Over the weekend, Professor Christine once again took me under her wing as she and her husband, Manfred Bernhardt brought me along to their day excursion in the small, picturesque town of Limburg an der Lahn. There, Mr. Bernhardt, who is an accomplished architect, explained to me in detail about the beauty and heritage of the traditional buildings around the Old Town. He also laments the ‘architectural sins’ of the industrial era as he pointed out to the modern buildings that appear to blend inorganically and disrupt the visual continuity of the transitional Romanesque-Gothic styled structures.
Mr. Bernhardt then shared with me one of his projects, the Supernova Planetarium and Visitors Centre for the European Supernova Observatory Headquarters in Munich. Inspired by the dance of two colliding stars, the design was an embodiment of his belief that contemporary architecture, when executed with purpose and creativity, can transcend functionality, and become a statement of artistry in its own right.
Before my departure to Frankfurt, as the final treat of my river Rhine adventure, Professor Christine took me up to idyllic Eltville, one of the wines producing regions to visit the Kloster Eberbach, a former Cistercian monastery. With its Romanesque and early Gothic design, the abbey is now considered as the most significant architectural heritage site in Hesse. The abbey was also made famous since the building’s interior was used to film Sean Connery’s historical murder mystery The Name of The Rose in 1985. The abbey now opens its door as a historical site that still actively produces wine as well as serving as the main venue for the Rheingau Musik Festival in summer.
In Frankfurt, despite of the heavy snow, I thought of exploring the renowned Museumsufer, or Museum Embankment along the river Rhine on my own.

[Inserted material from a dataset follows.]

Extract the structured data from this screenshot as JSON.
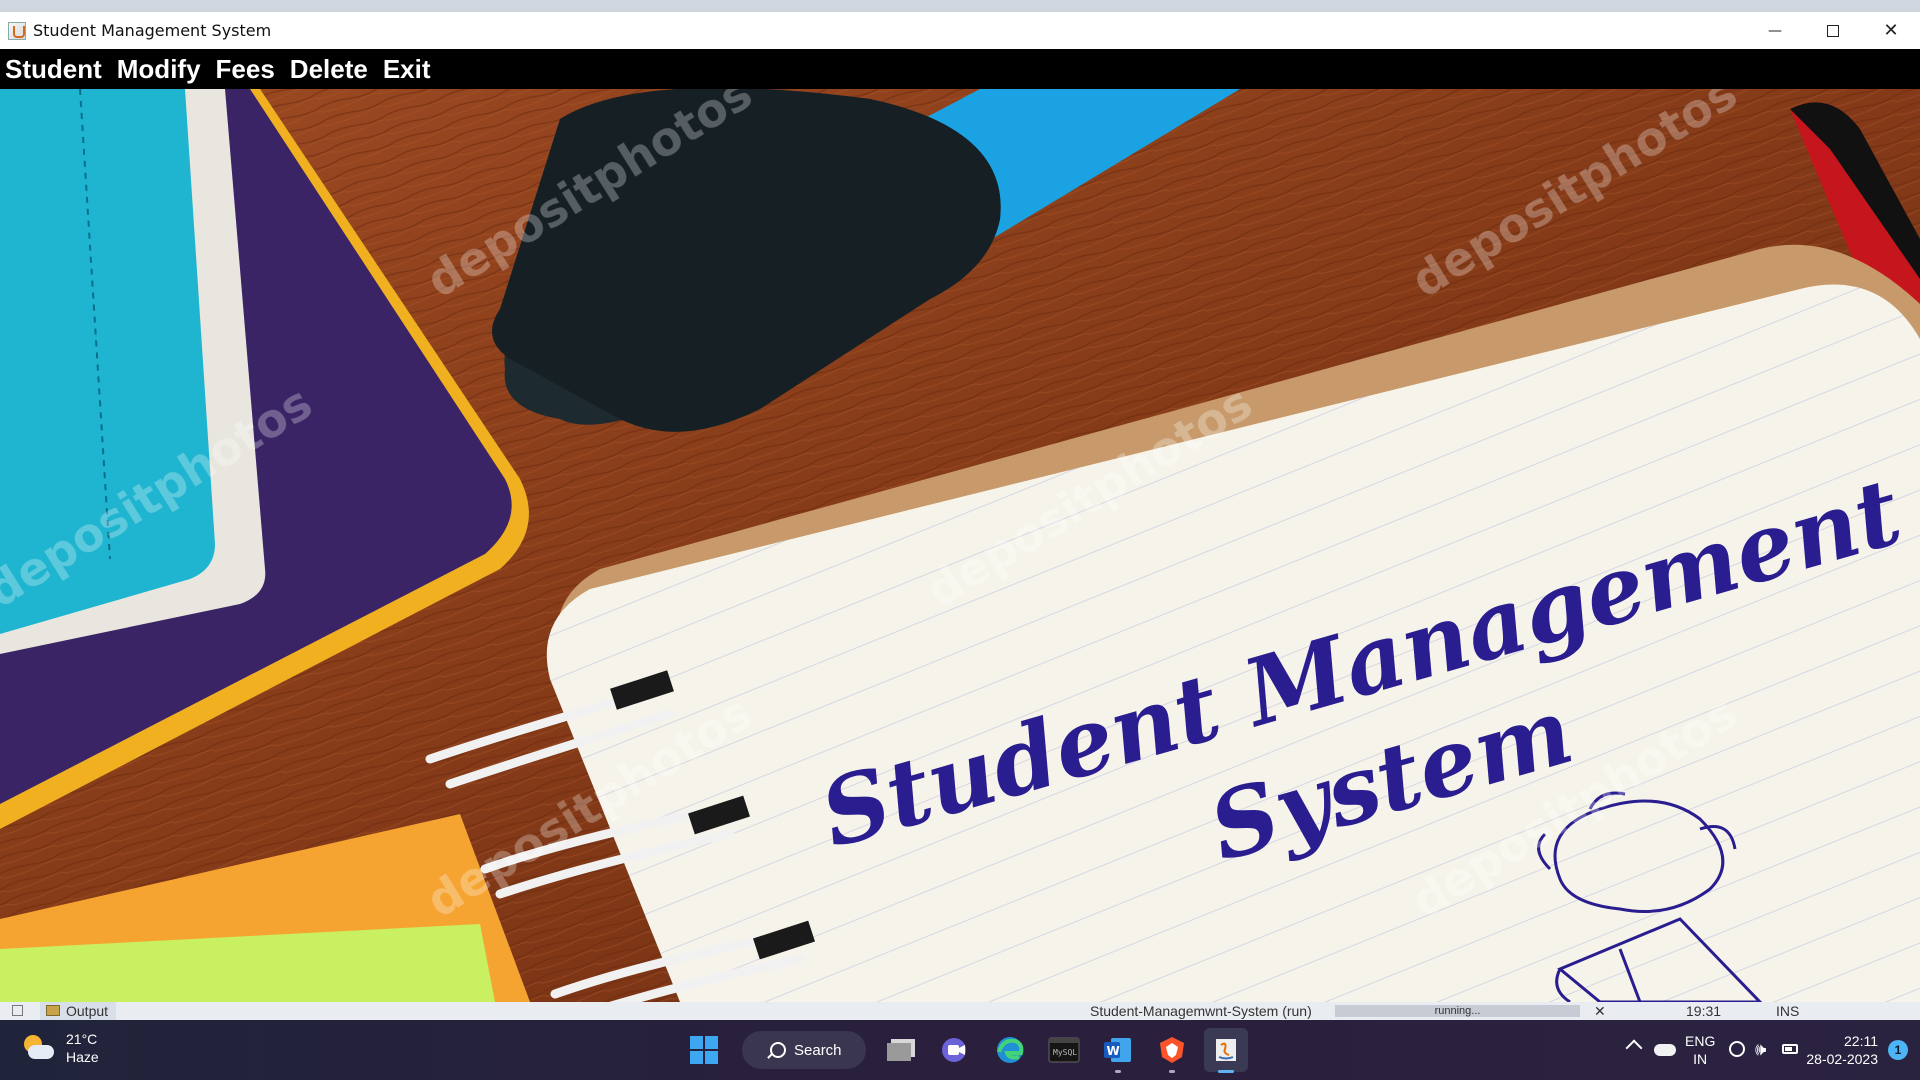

But coincidentally, the Stadel Museum was also exhibiting ‘Holbein and the Renaissance in the North’ and so I ended up spending much of the day roaming the art museum instead. I have always adored both Holbein the Elder and the Younger realist style of painting. So, standing before their artworks up-close was an awe-inspiring experience. For a moment, you couldn’t help but realise that these artworks are the only tangible connection that transcends time and space. The quiet, timeless dialogue between us and the artworks left me with a renewed appreciation for arts.
As my winter adventure along the river Rhine came to a close, the charm of the cities and towns I had visited was unmistakable. Every interaction, whether with students in classroom or with the locals in the streets, became a testament to the warmth and hospitality of the Rhine. As I reflect on my time here, it’s the blend of learning, exploration, and the embracing of diverse cultures that made this journey truly special. Wiesbaden, Mainz, Limburg an der Lahn and Frankfurt – with their rich history and welcoming atmosphere had made the teaching exchange experience not just an academic endeavor but a celebration of the beauty that unfolds when learning becomes a journey of both the mind and the heart.